Comment by Rodeoclash

7 days ago

In my opinion that's what makes Villeneuve's so great. For example, I think almost any other director would have had an info dump about what Mentat's are in the Dune universe, motivations and they they are important. Instead in Villeneuve's version, you simply see the results. For those watching the film without the context you simply chalk it up to a weird and wonderful way that the universe works. For those that have read the book, you get to do the information dump about Mentat's on your poor unexpecting wife who's watching the film with you.

This embodies show don't tell and it works amazingly.

> This embodies show don't tell and it works amazingly.

That's not "show, don't tell". That's "you need the companion book".

A masterclass in "Show, don't tell" is the intro to Pixar's "Up". If you haven't seen it, you absolutely must.

"Show, don't tell" isn't stuff that is lost on the uninitiated. It's stuff that is masterfully communicated without the need for corny expository dialogue.

Villeneuve's mentats are like an adult joke in a kid film.

  • The films don't really give themselves a need to explain the mentats beyond "they're good at maths".

    I do think they could have done better at showing that mentats are capable of huge feats of computation and planning and take the place of advanced computers, and that wouldn't need exposition. The "answer a numerical question with unnecessary decimal places" trope was worn when Commander Data did it for the millionth time. Moreover, it was something that seemed like a simple multiplication: something normal humans who are good at mental arithmetic can do. Having Thufir do the eye thing to deduce the exact location of the hunter-killer agent based on a huge stream of data would have been a good way to do it, for example. That would have made it clearer that Thufir (and by extension Piter via the lip tattoo) was more than a uniformed wedding planner and is actually a powerful, indispensable and dangerously skilled superhuman.

    Likewise having someone lament that, say, an ornithopter or carryall could use an autopilot and someone reply "ha, yes, and get the planet nuked from orbit by the Great Families for harbouring a thinking machine, not a good plan" would have shown the approximate limits on technology leading to the need for mentats.

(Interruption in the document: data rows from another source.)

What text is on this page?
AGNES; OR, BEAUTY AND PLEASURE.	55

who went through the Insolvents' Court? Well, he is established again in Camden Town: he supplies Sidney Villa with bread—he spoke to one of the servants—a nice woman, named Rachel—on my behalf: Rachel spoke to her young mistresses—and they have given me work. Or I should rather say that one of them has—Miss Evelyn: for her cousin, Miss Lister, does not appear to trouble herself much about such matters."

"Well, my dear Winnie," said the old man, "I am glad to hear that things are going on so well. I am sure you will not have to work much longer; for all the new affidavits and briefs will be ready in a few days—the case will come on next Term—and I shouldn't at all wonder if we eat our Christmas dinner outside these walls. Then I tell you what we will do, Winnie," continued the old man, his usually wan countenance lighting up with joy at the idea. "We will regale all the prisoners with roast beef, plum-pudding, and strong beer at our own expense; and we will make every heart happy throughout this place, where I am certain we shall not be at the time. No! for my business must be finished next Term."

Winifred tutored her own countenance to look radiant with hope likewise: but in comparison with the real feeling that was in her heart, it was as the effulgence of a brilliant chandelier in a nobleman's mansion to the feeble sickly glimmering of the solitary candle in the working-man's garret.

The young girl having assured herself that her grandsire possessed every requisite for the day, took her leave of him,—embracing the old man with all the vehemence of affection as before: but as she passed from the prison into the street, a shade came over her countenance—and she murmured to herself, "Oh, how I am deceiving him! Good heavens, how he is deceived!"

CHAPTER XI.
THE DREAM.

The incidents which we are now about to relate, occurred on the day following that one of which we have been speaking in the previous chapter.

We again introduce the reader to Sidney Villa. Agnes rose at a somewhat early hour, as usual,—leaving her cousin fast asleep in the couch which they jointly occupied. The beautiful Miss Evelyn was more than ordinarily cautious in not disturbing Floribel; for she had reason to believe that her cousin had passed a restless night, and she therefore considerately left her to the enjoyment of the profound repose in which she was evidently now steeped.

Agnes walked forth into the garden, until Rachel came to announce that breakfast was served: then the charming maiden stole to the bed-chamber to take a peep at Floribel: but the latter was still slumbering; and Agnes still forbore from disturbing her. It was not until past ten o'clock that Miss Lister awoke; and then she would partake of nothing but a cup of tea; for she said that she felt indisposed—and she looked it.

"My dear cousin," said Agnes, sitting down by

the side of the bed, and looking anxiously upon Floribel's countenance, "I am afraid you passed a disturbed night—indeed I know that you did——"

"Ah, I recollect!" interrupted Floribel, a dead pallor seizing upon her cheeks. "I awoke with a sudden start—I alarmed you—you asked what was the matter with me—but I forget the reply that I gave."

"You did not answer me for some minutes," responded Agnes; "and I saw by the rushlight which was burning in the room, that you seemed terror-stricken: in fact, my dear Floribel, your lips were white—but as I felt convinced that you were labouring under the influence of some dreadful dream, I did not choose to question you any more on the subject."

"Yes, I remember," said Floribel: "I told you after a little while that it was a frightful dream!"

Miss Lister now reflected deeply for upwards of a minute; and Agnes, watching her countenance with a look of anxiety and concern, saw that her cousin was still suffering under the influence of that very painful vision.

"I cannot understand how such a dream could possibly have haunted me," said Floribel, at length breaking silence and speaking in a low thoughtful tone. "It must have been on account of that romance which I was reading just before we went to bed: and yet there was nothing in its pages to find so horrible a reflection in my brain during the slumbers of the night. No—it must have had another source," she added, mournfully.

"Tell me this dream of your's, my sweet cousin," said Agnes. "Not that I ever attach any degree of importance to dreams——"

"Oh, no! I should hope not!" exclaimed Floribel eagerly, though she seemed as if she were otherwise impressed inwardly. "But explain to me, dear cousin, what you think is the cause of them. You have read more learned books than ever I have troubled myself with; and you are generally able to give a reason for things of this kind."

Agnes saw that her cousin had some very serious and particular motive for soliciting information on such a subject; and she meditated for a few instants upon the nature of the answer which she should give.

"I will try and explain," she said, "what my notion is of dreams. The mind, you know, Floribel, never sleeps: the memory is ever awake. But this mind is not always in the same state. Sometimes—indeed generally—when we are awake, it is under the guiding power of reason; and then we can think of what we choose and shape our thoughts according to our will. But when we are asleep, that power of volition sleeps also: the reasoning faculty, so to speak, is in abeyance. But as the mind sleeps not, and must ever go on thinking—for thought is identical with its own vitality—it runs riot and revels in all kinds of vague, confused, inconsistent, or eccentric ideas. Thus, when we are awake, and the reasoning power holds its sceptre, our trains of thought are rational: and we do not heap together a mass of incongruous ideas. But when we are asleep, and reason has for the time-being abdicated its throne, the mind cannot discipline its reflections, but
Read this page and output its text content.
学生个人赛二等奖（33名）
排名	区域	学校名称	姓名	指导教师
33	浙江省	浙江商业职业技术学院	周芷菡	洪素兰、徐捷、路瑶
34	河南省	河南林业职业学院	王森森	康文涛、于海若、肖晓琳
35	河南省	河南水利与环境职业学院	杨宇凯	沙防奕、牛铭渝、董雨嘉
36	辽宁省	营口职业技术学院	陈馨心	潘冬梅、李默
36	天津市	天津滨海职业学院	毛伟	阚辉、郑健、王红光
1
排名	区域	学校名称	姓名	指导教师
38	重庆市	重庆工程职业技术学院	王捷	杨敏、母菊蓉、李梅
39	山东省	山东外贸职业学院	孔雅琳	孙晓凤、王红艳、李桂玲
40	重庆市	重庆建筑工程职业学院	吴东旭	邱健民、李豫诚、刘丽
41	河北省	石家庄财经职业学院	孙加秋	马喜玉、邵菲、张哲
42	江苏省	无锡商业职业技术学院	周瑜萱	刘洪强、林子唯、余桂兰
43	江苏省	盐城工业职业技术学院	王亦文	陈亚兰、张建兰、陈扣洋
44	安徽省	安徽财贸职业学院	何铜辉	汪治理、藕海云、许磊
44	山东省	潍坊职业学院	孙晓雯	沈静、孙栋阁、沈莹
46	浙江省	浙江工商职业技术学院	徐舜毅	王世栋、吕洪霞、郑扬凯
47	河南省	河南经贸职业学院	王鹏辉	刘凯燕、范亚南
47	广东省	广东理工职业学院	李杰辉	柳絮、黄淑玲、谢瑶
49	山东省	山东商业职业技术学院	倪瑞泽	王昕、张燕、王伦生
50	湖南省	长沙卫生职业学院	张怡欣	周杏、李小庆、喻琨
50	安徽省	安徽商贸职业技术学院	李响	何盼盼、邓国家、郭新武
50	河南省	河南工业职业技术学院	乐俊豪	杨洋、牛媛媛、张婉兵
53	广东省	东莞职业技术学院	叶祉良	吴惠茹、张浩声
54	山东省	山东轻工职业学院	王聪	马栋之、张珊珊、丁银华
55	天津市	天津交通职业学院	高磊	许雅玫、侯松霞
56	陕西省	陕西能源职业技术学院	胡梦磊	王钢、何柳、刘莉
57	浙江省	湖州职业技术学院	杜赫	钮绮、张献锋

    Not showing that didn't really affect the story they did choose tell (i.e. one that, for example, doesn't ever mention or allude to the Butlerian Jihad), but I think they could have added just a little more useful depth without it just being superfluous book details added for the book fans to notice.

    One wonders if they left out the war on thinking machines as being at risk of breaking the suspension of disbelief for being too (pre-!)derivative of the Matrix and being overly close to current zeitgeist with LLMs dominating every conversation.

  • > It's stuff that is masterfully communicated without the need for corny expository dialogue

    This is the scene I'm thinking of: https://youtu.be/70FLqFWJMNk?si=0faCWRS9aNpVTil4&t=68

    You don't need to know that the character is a mentat. The story works perfectly well without that knowledge. But if you do then it adds a second layer to the scene. Much like watching something like the early Simpson's is even better if you have a grounding in the novels and movies that they're parodying but isn't required to get the show.

    > A masterclass in "Show, don't tell" is the intro to Pixar's "Up". If you haven't seen it, you absolutely must.

    I have seen it quite some time ago, please point out some clips where you feel the show don't tell is executed well.

    • I'd say the entire expository section about the protagonist's romantic life prior to the film is apt.

      Barely any words spoken, even. Conveys everything.